Visits will remain free, but timed entry slots must be pre-booked ahead of visiting via www.liverpoolmuseums.org.uk 

  • NML members are able to pre-book tickets now
  • Tickets will be available for everyone to book from Friday 14 August
  • People booking for the International Slavery Museum and Merseyside Maritime Museum can book a combined ticket to gain access to both museums

Merseyside Maritime Museum will reopen with a brand new gallery that was all set to launch days after the country went into lockdown. Life on Board shares the moving and fascinating stories of work and leisure at sea. From the merchant sailors who drove the city’s prosperity, to glamorous tales of the people who sailed aboard leisure liners, the new gallery comprises a diverse selection of voices and personal accounts told through digital projections and soundscapes alongside more than 250 objects.

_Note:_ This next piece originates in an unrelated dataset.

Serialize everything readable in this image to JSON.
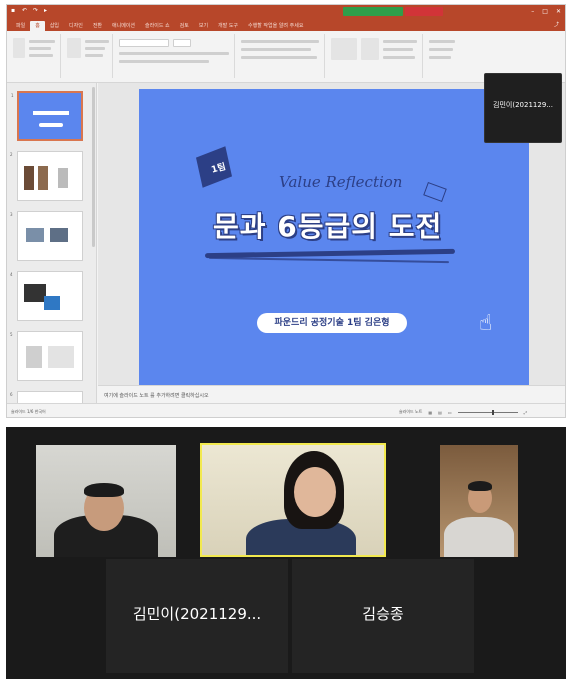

Laura Pye, Director of National Museums Liverpool said: “We’re so excited to reopen these venues, especially as the Maritime Museum is showcasing a new gallery which has been patiently waiting to receive visitors since March. The many voices featured in Life on Board are the reflections of real people and their fascinating lives, and we’re grateful to those who’ve shared their experiences to create this new space. It’s important that these stories are told and we can’t wait for people to see it.

“Also reopening are the International Slavery Museum and Museum of Liverpool; another two venues that have remained very active, both behind the scenes in terms of collecting activity and in the campaigning spotlight while we’ve been closed.

“As a city history museum, the team at the Museum of Liverpool has been busy responding to the COVID-19 pandemic by acquiring objects that will represent how local people from across our communities have responded and are being affected. A selection of these objects including several key worker ‘thank you’ banners, an LFC v Atletico Madrid programme and homemade Eid card will be on display when the museum opens on 19 August.

“While the physical venue hasn’t been open, the International Slavery Museum has been a focal point for online conversations since the tragic death of George Floyd in May, and has been spearheading our work around education, conversation and shared resources linking to the Black Lives Matter movement. This is such an important venue for our organisation, and we really hope that people will book to visit to learn more about our shared histories and talk about the uncomfortable subjects that really matter and still affect so many people today. The museum shines a light on so many voices that have been suppressed through slavery – both in the past and today - and this work is something we’re carrying across all our museums and galleries, ensuring our commitment to being anti-racist is embedded across everything we do here at National Museums Liverpool.”

Plans for the remaining National Museums Liverpool venues to reopen are underway and there will be a further announcement in due course.